Through active probing of peers in a widely-deployed P2P system (collecting over half-a-million sessions), we determined that the session time of peers can be well modeled by a Pareto distribution. In our context, this means that the expected remaining session time of a peer is directly proportional to its session's current length. This observation forms the basis for a set of new protocols for peer organization and query-related strategies that, by taking into considering the expected session times of peers (their lifespans [1]), yield systems with performance characteristics more resilient to the natural instability of their environments.
People
- Yi Qiao
- Fabian E. Bustamante
Publications
- Fabián E. Bustamante and Yi Qiao.Friendships that last: Peer lifespan and its role in P2P protocols. In Proc. of the International Workshop on Web Content Caching and Distribution, September-October 2003 (Also published as Tech. Report NWU-CS-03-21).
Resources - Peer Lifespan Trace
Trace Description
To actively measure the lifespan of peers in Gnutella, we modified an open source Gnutella client (Mutella) to both keep track of every peer found and periodically check its availability. Our monitoring peer maintains a hash table, initially empty, of peers it has seen so far.
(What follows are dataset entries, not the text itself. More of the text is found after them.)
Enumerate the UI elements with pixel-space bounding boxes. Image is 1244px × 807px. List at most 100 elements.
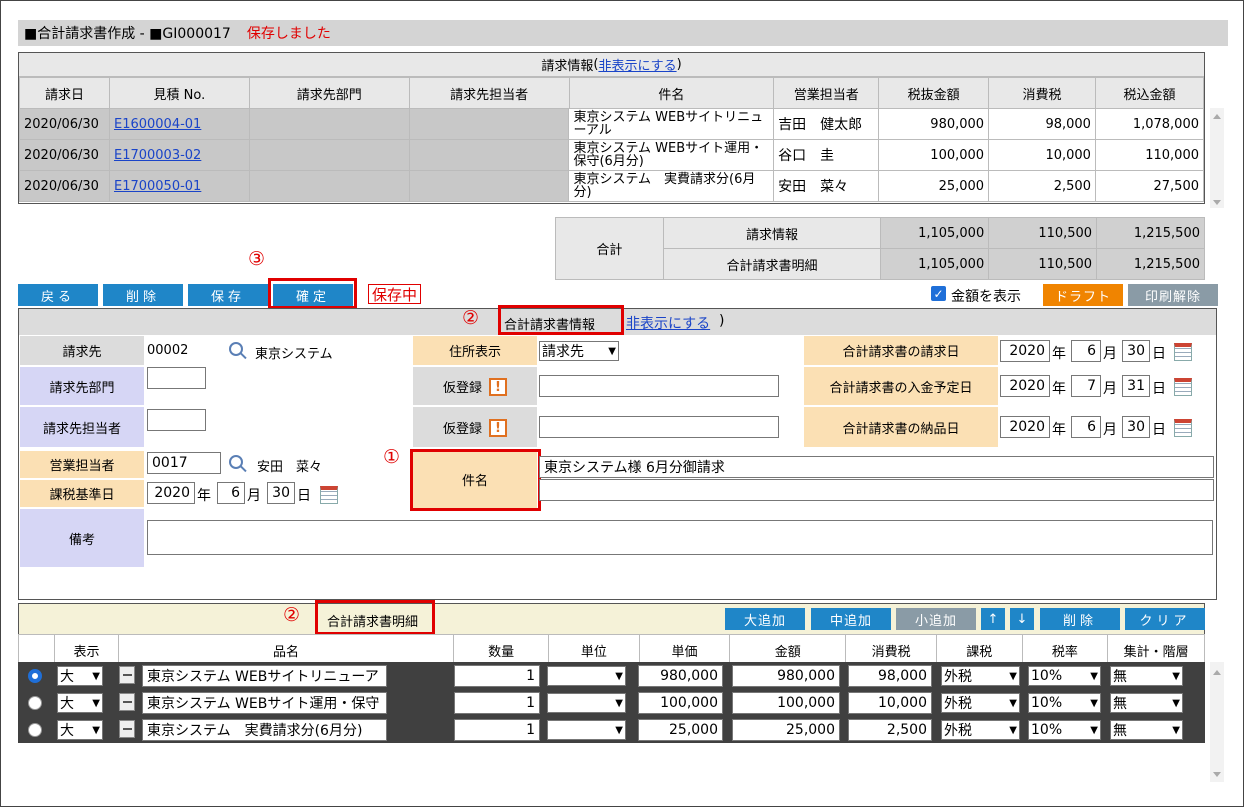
agg-select[interactable]: 無 ▼ <box>1110 693 1183 713</box>
taxtype-select[interactable]: 外税 ▼ <box>941 666 1020 686</box>
add-medium-button[interactable]: 中追加 <box>811 608 891 630</box>
unit-select[interactable]: ▼ <box>547 666 626 686</box>
save-button[interactable]: 保存 <box>188 284 268 306</box>
pay-month-input[interactable]: 7 <box>1071 375 1101 397</box>
size-select[interactable]: 大 ▼ <box>57 666 103 686</box>
col-header: 請求先担当者 <box>408 77 570 109</box>
print-release-button[interactable]: 印刷解除 <box>1128 284 1218 306</box>
search-icon[interactable] <box>229 342 243 356</box>
qty-input[interactable]: 1 <box>454 692 540 714</box>
bill-year-input[interactable]: 2020 <box>1000 340 1050 362</box>
taxtype-select[interactable]: 外税 ▼ <box>941 693 1020 713</box>
warning-icon[interactable]: ! <box>489 419 507 437</box>
taxtype-value: 外税 <box>944 723 972 739</box>
address-select[interactable]: 請求先 ▼ <box>539 341 619 361</box>
taxtype-select[interactable]: 外税 ▼ <box>941 720 1020 740</box>
invoice-scrollbar[interactable] <box>1210 108 1224 208</box>
temp1-input[interactable] <box>539 375 779 397</box>
move-up-button[interactable]: ↑ <box>981 608 1005 630</box>
size-select[interactable]: 大 ▼ <box>57 720 103 740</box>
quote-link[interactable]: E1600004-01 <box>114 117 201 132</box>
row-select-radio[interactable] <box>28 723 42 737</box>
temp1-label: 仮登録 <box>413 367 537 405</box>
row-select-radio[interactable] <box>28 669 42 683</box>
price-input[interactable]: 25,000 <box>638 719 723 741</box>
tax-input[interactable]: 10,000 <box>848 692 932 714</box>
rate-select[interactable]: 10% ▼ <box>1028 693 1101 713</box>
qty-input[interactable]: 1 <box>454 665 540 687</box>
unit-month: 月 <box>1103 422 1117 438</box>
details-scrollbar[interactable] <box>1210 662 1224 782</box>
collapse-icon[interactable] <box>119 666 135 684</box>
rate-select[interactable]: 10% ▼ <box>1028 666 1101 686</box>
amount-input[interactable]: 100,000 <box>732 692 840 714</box>
price-input[interactable]: 100,000 <box>638 692 723 714</box>
subject-input[interactable]: 東京システム様 6月分御請求 <box>539 456 1214 478</box>
bill-month-input[interactable]: 6 <box>1071 340 1101 362</box>
pay-year-input[interactable]: 2020 <box>1000 375 1050 397</box>
show-amount-checkbox[interactable]: ✓ <box>931 286 946 301</box>
tax-day-input[interactable]: 30 <box>267 482 295 504</box>
delete-button[interactable]: 削除 <box>103 284 183 306</box>
size-select[interactable]: 大 ▼ <box>57 693 103 713</box>
quote-link[interactable]: E1700050-01 <box>114 179 201 194</box>
tax-month-input[interactable]: 6 <box>217 482 245 504</box>
temp2-input[interactable] <box>539 416 779 438</box>
deliv-month-input[interactable]: 6 <box>1071 416 1101 438</box>
highlight-subject <box>410 449 541 511</box>
tax-input[interactable]: 2,500 <box>848 719 932 741</box>
item-name-input[interactable]: 東京システム 実費請求分(6月分) <box>142 719 387 741</box>
dept-input[interactable] <box>147 367 206 389</box>
agg-select[interactable]: 無 ▼ <box>1110 720 1183 740</box>
back-button[interactable]: 戻る <box>18 284 98 306</box>
calendar-icon[interactable] <box>1174 419 1192 437</box>
row-select-radio[interactable] <box>28 696 42 710</box>
deliv-year-input[interactable]: 2020 <box>1000 416 1050 438</box>
pay-day-input[interactable]: 31 <box>1122 375 1150 397</box>
note-textarea[interactable] <box>147 520 1213 555</box>
collapse-icon[interactable] <box>119 720 135 738</box>
price-input[interactable]: 980,000 <box>638 665 723 687</box>
tax-year-input[interactable]: 2020 <box>147 482 195 504</box>
invoice-info-hide-link[interactable]: 非表示にする <box>598 55 676 74</box>
amount-input[interactable]: 25,000 <box>732 719 840 741</box>
scroll-down-arrow[interactable] <box>1213 200 1221 205</box>
quote-link[interactable]: E1700003-02 <box>114 148 201 163</box>
agg-select[interactable]: 無 ▼ <box>1110 666 1183 686</box>
collapse-icon[interactable] <box>119 693 135 711</box>
amount-input[interactable]: 980,000 <box>732 665 840 687</box>
unit-select[interactable]: ▼ <box>547 720 626 740</box>
qty-input[interactable]: 1 <box>454 719 540 741</box>
sales-code-input[interactable]: 0017 <box>147 452 221 474</box>
chevron-down-icon: ▼ <box>1009 724 1017 736</box>
warning-icon[interactable]: ! <box>489 378 507 396</box>
add-large-button[interactable]: 大追加 <box>725 608 805 630</box>
person-input[interactable] <box>147 409 206 431</box>
scroll-down-arrow[interactable] <box>1213 772 1221 777</box>
calendar-icon[interactable] <box>320 486 338 504</box>
draft-button[interactable]: ドラフト <box>1043 284 1123 306</box>
add-small-button[interactable]: 小追加 <box>896 608 976 630</box>
cell-text: 980,000 <box>930 116 985 132</box>
deliv-day-input[interactable]: 30 <box>1122 416 1150 438</box>
subject-input-2[interactable] <box>539 479 1214 501</box>
form-hide-link[interactable]: 非表示にする <box>626 313 710 333</box>
move-down-button[interactable]: ↓ <box>1010 608 1034 630</box>
scroll-up-arrow[interactable] <box>1213 114 1221 119</box>
cell-text: 1,078,000 <box>1132 116 1199 132</box>
tax-input[interactable]: 98,000 <box>848 665 932 687</box>
rate-select[interactable]: 10% ▼ <box>1028 720 1101 740</box>
clear-button[interactable]: クリア <box>1125 608 1205 630</box>
calendar-icon[interactable] <box>1174 343 1192 361</box>
pay-date-label: 合計請求書の入金予定日 <box>804 367 998 405</box>
item-name-input[interactable]: 東京システム WEBサイトリニューア <box>142 665 387 687</box>
table-cell: 2020/06/30 <box>19 108 110 140</box>
calendar-icon[interactable] <box>1174 378 1192 396</box>
search-icon[interactable] <box>229 455 243 469</box>
temp2-label: 仮登録 <box>413 407 537 447</box>
bill-day-input[interactable]: 30 <box>1122 340 1150 362</box>
unit-select[interactable]: ▼ <box>547 693 626 713</box>
item-name-input[interactable]: 東京システム WEBサイト運用・保守 <box>142 692 387 714</box>
details-delete-button[interactable]: 削除 <box>1040 608 1120 630</box>
scroll-up-arrow[interactable] <box>1213 670 1221 675</box>
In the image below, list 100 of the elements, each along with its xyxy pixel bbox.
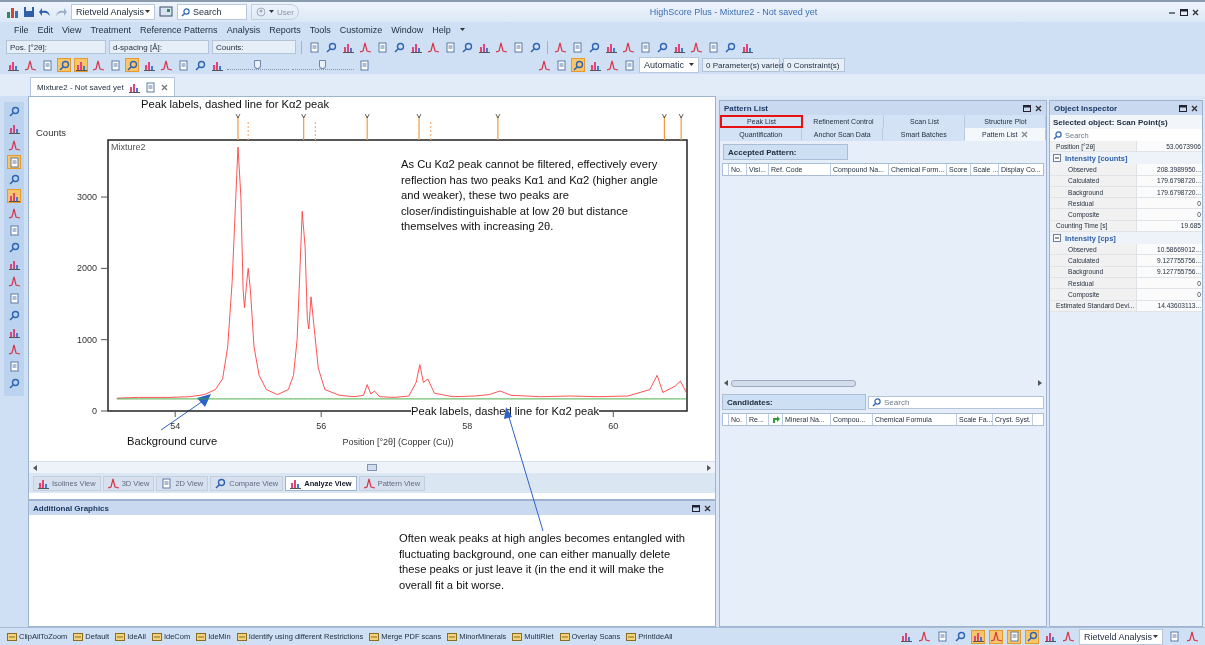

Each entry in the hash table includes fields for (1) IP:port of peer, (2) node type (leaf- or ultra-peer), (3) time of birth (TOB), (4) time when found (TWF), and (5) time of death (TOD).
On each iteration the monitoring peer updates the existing entries and inserts new ones as it finds new peers. Since it only knows with certainty the TOB of previously known and reborn peers, first time found (live) peers are included in the table with only the TWF field set to the current time. A peer is considered dead when a connection attempt fails (i.e. a third try times out, using the default timeout value of 10 seconds) or an unexpected response is received. Please refer to our paper for details on the strategy used for updating peer lifespan information.
A single monitoring peer scanning the whole table will clearly be too slow, resulting in too coarse a granularity for our lifespan measurements. To avoid this we evenly distribute the peer table (based on the hash values of peers) over 20 monitoring peers running across 17 hosts. This approach allows us to achieve a granularity of 1,300 seconds (about 21 minutes), when scanning over 30k to 40k entries per client.
This trace, made available here for the benefit of the open research community, includes over 500,000 peer lifespans measured in the Gnutella network between March 1st and 8th, 2003. To protect sensitive IP information, we have encrypted the trace using Georgia Tech's Crypto-PAn, a prefix-preserving IP anonymizer [2].
[1] We employ lifespan and session time interchangeable. Another metric of transiency sometimes used, lifetime, refers instead to the the time between the node first entering the system and its final departure from it.
[2] J. Xu. J. Fan, M. Ammar. S. Moon. On the Design and Performance of Prefix-Preserving IP Traffic Trace Anonymization, ACM SIGCOMM Internet Measurement Workshop. Nov. 2001.